AI Cure-All: The British Government Discovers Magic Beans Worth £45 Billion

AI Cure-All: The British Government Discovers Magic Beans Worth £45 Billion

In a landmark move that’s been described as “revolutionary”, “visionary”, and “suspiciously vague”, the UK government has announced plans to 'mainline AI' directly into the bloodstream of public services. The result? A miraculous £45 billion in savings; roughly the GDP of a small country, or your correspondents currently ongoing divorce settlement.

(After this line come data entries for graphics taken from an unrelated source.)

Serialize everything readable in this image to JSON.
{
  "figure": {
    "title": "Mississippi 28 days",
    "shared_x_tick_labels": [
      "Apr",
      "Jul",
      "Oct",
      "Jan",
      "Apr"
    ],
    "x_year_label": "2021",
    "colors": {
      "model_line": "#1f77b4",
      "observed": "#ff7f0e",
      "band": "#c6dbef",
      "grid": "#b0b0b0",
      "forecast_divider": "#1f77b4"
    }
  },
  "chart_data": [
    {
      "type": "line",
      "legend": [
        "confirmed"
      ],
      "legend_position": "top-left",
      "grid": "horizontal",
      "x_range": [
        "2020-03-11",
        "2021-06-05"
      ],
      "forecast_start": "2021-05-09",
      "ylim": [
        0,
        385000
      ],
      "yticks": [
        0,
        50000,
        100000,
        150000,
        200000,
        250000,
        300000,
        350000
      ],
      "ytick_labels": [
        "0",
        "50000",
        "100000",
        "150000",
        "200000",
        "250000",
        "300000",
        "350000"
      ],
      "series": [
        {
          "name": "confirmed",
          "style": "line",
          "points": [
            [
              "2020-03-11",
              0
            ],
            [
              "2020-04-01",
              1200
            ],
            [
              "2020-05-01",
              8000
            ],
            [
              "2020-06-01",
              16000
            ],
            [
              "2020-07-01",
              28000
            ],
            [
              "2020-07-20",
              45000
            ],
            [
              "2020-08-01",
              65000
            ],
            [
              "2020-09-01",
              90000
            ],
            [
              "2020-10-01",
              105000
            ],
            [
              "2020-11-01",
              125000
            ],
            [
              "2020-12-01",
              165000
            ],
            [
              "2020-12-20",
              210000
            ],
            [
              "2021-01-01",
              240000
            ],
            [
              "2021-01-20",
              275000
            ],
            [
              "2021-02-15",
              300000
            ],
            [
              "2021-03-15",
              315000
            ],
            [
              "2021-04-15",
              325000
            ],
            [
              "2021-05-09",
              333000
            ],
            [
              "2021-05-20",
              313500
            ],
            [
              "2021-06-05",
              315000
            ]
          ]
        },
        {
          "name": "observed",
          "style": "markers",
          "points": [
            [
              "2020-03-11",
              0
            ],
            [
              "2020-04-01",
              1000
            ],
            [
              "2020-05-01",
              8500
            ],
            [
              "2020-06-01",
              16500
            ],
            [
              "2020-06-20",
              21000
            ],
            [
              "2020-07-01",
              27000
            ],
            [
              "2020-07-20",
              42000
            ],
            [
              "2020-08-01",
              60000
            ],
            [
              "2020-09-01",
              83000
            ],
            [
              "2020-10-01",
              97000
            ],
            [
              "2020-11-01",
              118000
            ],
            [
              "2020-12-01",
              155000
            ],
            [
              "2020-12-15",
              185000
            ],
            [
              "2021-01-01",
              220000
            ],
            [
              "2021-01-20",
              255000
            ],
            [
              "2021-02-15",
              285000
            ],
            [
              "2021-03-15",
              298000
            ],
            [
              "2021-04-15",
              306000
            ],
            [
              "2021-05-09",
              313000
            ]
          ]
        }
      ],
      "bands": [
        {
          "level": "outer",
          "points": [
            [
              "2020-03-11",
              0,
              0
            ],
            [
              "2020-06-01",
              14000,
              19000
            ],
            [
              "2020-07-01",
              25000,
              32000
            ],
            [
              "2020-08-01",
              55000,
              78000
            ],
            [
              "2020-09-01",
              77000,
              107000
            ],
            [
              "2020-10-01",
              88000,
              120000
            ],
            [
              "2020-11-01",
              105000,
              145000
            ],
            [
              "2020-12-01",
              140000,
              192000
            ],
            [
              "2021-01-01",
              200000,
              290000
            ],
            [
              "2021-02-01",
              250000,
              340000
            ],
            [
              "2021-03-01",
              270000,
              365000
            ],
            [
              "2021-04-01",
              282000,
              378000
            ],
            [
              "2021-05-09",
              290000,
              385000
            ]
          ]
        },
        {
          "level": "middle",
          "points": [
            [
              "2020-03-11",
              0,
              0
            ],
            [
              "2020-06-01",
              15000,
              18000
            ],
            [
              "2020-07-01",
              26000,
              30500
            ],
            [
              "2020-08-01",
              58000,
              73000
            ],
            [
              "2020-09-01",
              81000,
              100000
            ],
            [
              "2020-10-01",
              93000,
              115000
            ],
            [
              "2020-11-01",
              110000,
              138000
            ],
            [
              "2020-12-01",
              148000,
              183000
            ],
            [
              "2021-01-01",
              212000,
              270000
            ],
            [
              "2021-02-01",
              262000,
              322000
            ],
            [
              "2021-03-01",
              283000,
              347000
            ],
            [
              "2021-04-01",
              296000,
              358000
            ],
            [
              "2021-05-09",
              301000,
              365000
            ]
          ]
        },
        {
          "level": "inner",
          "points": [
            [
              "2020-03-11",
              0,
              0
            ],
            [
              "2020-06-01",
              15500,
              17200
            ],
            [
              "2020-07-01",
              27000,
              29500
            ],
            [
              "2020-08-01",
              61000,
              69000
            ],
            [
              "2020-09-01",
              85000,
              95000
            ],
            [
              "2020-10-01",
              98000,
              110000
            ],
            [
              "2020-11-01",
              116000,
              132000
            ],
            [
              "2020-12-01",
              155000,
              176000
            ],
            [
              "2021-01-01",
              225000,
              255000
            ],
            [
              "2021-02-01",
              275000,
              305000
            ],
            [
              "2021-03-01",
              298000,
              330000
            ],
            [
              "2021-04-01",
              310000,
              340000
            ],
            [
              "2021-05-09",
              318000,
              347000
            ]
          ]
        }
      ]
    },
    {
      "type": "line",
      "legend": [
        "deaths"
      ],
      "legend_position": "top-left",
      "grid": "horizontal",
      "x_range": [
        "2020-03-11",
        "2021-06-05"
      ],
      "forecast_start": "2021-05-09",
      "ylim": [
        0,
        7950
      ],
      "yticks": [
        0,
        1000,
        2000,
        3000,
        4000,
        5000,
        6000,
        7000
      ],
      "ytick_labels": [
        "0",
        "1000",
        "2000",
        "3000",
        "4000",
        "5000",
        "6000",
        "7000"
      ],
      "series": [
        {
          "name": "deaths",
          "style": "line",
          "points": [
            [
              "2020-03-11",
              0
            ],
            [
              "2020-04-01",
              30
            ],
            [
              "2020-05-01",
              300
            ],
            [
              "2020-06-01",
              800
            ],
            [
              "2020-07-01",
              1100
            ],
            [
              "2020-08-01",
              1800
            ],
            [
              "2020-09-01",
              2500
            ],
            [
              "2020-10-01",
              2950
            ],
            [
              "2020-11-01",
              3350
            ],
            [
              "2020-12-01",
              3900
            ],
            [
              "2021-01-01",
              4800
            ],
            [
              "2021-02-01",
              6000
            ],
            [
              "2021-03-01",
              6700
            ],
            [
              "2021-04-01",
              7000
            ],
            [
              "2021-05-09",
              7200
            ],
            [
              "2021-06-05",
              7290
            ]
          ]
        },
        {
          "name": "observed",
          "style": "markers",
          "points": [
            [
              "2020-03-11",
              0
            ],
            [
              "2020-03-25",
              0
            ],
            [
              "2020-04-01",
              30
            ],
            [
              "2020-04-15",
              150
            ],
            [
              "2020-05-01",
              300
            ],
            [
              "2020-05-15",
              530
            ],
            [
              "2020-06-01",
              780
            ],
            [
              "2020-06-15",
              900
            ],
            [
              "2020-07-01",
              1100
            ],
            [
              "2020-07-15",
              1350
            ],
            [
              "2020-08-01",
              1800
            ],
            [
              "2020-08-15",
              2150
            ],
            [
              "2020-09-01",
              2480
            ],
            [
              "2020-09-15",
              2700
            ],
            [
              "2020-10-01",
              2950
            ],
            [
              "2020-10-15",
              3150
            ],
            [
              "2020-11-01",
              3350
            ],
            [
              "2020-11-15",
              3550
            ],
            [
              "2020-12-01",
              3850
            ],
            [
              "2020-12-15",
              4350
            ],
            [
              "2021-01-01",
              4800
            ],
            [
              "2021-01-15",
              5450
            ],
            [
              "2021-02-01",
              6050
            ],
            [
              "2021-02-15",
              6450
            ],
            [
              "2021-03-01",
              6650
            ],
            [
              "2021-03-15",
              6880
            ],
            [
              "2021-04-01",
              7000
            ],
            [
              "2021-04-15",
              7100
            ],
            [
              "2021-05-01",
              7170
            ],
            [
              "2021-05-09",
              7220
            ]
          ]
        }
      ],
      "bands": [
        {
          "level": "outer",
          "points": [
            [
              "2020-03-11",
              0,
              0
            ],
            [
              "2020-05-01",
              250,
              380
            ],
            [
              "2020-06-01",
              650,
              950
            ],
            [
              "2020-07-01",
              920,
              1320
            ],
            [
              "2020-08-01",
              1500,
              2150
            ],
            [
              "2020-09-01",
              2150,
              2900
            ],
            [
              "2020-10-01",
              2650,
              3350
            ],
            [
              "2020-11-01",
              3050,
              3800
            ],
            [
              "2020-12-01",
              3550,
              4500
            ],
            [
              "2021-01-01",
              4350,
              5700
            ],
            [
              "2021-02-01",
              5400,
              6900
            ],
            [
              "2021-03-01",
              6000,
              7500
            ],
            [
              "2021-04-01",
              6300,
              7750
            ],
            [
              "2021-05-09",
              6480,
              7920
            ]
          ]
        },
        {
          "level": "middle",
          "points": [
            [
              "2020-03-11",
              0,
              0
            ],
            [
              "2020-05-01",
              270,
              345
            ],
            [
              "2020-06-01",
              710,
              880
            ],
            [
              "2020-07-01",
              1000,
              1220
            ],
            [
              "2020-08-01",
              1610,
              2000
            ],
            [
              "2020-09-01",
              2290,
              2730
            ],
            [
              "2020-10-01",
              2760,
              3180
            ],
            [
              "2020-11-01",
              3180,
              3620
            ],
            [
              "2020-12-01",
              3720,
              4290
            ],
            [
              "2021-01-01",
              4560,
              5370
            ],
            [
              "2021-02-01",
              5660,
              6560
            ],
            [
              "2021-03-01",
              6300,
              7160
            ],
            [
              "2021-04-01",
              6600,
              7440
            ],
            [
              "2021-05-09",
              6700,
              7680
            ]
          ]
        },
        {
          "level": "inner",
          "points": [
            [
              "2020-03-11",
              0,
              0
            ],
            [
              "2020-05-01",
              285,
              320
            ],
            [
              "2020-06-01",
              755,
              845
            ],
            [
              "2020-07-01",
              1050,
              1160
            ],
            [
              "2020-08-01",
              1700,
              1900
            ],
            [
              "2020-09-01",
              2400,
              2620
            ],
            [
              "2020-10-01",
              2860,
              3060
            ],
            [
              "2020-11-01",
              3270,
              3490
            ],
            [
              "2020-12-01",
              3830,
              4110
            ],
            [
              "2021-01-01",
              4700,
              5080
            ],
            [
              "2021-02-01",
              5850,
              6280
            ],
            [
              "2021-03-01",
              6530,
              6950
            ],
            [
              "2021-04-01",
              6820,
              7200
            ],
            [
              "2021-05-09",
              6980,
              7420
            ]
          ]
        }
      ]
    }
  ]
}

The ministerial document, written in a dialect known only to civil servants and their favoured consulting firms, outlines how this windfall will be achieved. Some highlights include:

  • Replacing civil servants with chatbots trained on the Wikipedia entry on “How to be polite”.
  • AI-powered planning systems for infrastructure that predict future potholes but are unable to fix any from the past decade.
  • An automated judicial system trialling a new “Minority Report” pilot where AI predicts crimes, then loses the report in a SharePoint folder.

One insider described the plan as “ambitious” and “approximately 12% feasible”.

While critics have pointed out that the government has a history of software projects that never arrive, or if they do; crashing under the weight of a user logging in. Officials remain quietly confident. “This time it’s different,” said a spokesperson. “We’ve put the words ‘AI’ and ‘blockchain’ in the same sentence. That’s innovation.”